Given the investment horizon of 90 days Fidelity MSCI Real is expected to under-perform the SPDR Dow. In addition to that, Fidelity MSCI is 1.02 times more volatile than SPDR Dow Jones. It trades about -0.13 of its total potential returns per unit of risk. SPDR Dow Jones is currently generating about -0.08 per unit of volatility. If you would invest  9,085  in SPDR Dow Jones on January 26, 2024 and sell it today you would lose (241.00) from holding SPDR Dow Jones or give up 2.65% of portfolio value over 90 days.
Time Period3 Months [change]
DirectionMoves Together 
StrengthVery Strong
Accuracy95.45%
ValuesDaily Returns

Fidelity MSCI Real  vs.  SPDR Dow Jones

 Performance 
       Timeline  
Fidelity MSCI Real 

Risk-Adjusted Performance

0 of 100

 
Weak
 
Strong
Very Weak
Over the last 90 days Fidelity MSCI Real has generated negative risk-adjusted returns adding no value to investors with long positions. Despite quite persistent technical and fundamental indicators, Fidelity MSCI is not utilizing all of its potentials. The recent stock price mess, may contribute to short-term losses for the institutional investors.
SPDR Dow Jones 

Risk-Adjusted Performance

0 of 100

 
Weak
 
Strong
Very Weak
Over the last 90 days SPDR Dow Jones has generated negative risk-adjusted returns adding no value to investors with long positions. Even with relatively invariable basic indicators, SPDR Dow is not utilizing all of its potentials. The recent stock price agitation, may contribute to short-term losses for the retail investors.
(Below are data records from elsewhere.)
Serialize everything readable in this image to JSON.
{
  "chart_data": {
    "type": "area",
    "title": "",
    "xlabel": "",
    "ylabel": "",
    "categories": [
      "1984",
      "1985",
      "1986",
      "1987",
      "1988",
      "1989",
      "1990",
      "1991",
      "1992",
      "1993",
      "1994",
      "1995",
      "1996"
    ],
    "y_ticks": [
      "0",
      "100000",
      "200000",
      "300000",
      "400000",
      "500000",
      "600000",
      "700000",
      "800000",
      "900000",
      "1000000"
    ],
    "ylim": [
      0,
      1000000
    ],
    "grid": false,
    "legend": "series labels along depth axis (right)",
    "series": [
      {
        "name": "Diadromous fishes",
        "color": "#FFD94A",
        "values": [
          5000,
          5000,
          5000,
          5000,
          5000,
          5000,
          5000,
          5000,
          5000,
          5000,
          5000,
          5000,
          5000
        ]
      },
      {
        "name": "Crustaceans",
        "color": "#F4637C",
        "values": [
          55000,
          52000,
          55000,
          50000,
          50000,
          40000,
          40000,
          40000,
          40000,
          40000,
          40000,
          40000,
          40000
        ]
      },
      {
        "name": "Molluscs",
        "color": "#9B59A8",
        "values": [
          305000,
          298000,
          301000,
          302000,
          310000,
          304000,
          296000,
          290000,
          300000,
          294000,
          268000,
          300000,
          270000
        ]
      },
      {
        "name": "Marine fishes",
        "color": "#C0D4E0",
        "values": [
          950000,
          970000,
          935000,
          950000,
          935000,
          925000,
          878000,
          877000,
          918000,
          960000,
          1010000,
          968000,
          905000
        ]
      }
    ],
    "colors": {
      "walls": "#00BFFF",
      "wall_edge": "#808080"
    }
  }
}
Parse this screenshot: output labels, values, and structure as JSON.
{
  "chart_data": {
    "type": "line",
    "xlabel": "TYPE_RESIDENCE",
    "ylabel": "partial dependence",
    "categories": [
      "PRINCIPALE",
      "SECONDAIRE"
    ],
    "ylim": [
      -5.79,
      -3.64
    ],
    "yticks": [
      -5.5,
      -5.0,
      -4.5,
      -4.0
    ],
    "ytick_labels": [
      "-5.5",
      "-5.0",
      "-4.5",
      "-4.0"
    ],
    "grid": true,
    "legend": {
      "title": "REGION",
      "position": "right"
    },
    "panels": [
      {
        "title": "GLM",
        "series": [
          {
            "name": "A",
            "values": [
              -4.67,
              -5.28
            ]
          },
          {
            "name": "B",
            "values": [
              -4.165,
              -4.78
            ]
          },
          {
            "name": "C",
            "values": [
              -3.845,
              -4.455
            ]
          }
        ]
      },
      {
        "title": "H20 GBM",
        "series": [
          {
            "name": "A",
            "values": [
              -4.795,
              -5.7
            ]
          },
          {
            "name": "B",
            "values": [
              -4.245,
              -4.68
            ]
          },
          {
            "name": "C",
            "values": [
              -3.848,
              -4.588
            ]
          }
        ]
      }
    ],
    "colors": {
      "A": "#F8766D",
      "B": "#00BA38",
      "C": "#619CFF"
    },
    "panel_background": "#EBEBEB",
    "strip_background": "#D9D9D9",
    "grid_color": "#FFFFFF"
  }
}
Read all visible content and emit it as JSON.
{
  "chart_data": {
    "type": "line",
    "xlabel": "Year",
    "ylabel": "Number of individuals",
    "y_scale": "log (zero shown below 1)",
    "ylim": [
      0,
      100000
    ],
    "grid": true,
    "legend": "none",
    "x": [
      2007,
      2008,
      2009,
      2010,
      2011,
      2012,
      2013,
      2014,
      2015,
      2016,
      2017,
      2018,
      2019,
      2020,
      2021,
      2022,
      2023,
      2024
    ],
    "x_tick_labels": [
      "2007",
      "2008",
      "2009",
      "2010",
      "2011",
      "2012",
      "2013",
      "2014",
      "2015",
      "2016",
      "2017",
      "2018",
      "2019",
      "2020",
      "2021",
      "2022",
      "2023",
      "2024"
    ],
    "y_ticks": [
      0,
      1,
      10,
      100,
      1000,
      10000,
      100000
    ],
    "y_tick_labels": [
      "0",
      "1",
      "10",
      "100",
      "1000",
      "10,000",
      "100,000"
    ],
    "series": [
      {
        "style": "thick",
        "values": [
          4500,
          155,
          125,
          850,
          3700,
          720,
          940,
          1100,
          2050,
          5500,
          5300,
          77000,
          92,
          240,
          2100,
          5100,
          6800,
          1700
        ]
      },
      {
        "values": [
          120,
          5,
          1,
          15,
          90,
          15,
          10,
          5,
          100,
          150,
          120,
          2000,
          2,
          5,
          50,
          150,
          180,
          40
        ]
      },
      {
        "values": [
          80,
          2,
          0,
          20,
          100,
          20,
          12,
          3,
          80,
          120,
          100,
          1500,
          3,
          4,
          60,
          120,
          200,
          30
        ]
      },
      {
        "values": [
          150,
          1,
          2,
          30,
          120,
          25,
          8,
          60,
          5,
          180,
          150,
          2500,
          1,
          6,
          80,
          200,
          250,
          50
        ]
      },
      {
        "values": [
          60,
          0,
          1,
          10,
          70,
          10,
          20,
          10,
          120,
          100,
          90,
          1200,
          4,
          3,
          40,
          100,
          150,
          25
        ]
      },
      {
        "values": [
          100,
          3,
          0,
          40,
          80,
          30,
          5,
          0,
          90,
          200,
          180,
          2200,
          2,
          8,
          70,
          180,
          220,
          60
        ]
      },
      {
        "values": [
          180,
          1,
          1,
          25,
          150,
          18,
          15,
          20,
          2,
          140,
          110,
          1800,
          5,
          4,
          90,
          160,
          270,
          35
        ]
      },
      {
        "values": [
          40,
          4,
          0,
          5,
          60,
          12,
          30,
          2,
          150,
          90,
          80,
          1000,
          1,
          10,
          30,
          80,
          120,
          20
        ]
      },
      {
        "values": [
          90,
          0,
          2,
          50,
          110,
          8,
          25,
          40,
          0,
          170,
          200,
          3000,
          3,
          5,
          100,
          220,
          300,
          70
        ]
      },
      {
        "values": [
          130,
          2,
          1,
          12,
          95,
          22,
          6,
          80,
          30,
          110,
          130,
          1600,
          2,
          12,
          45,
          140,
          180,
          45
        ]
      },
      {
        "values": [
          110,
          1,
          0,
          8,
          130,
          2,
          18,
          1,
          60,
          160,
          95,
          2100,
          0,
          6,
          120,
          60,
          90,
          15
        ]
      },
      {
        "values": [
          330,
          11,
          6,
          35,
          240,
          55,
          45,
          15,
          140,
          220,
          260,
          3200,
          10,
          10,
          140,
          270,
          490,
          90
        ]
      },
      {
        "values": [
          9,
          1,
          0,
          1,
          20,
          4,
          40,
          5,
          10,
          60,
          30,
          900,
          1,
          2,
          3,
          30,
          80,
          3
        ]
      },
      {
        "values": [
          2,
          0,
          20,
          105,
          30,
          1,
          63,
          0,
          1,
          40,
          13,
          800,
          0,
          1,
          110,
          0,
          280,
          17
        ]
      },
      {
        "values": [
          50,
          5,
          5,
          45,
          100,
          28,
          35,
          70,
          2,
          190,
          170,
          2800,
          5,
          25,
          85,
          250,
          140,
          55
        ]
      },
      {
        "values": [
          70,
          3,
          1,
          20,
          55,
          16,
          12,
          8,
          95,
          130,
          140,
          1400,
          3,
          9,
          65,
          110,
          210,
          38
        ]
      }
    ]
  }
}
Fidelity MSCI and SPDR Dow Volatility Contrast

   Predicted Return Density   
       Returns  

Pair Trading with Fidelity MSCI and SPDR Dow

The main advantage of trading using opposite Fidelity MSCI and SPDR Dow positions is that it hedges away some unsystematic risk. Because of two separate transactions, even if Fidelity MSCI position performs unexpectedly, SPDR Dow can make up some of the losses. Pair trading also minimizes risk from directional movements in the market. For example, if an entire industry or sector drops because of unexpected headlines, the short position in SPDR Dow will offset losses from the drop in SPDR Dow's long position.
The idea behind Fidelity MSCI Real and SPDR Dow Jones pairs trading is to make the combined position market-neutral, meaning the overall market's direction will not affect its win or loss (or potential downside or upside). This can be achieved by designing a pairs trade with two highly correlated stocks or equities that operate in a similar space or sector, making it possible to obtain profits through simple and relatively low-risk investment.
Check out your portfolio center.
Note that this page's information should be used as a complementary analysis to find the right mix of equity instruments to add to your existing portfolios or create a brand new portfolio. You can also try the Aroon Oscillator module to analyze current equity momentum using Aroon Oscillator and other momentum ratios.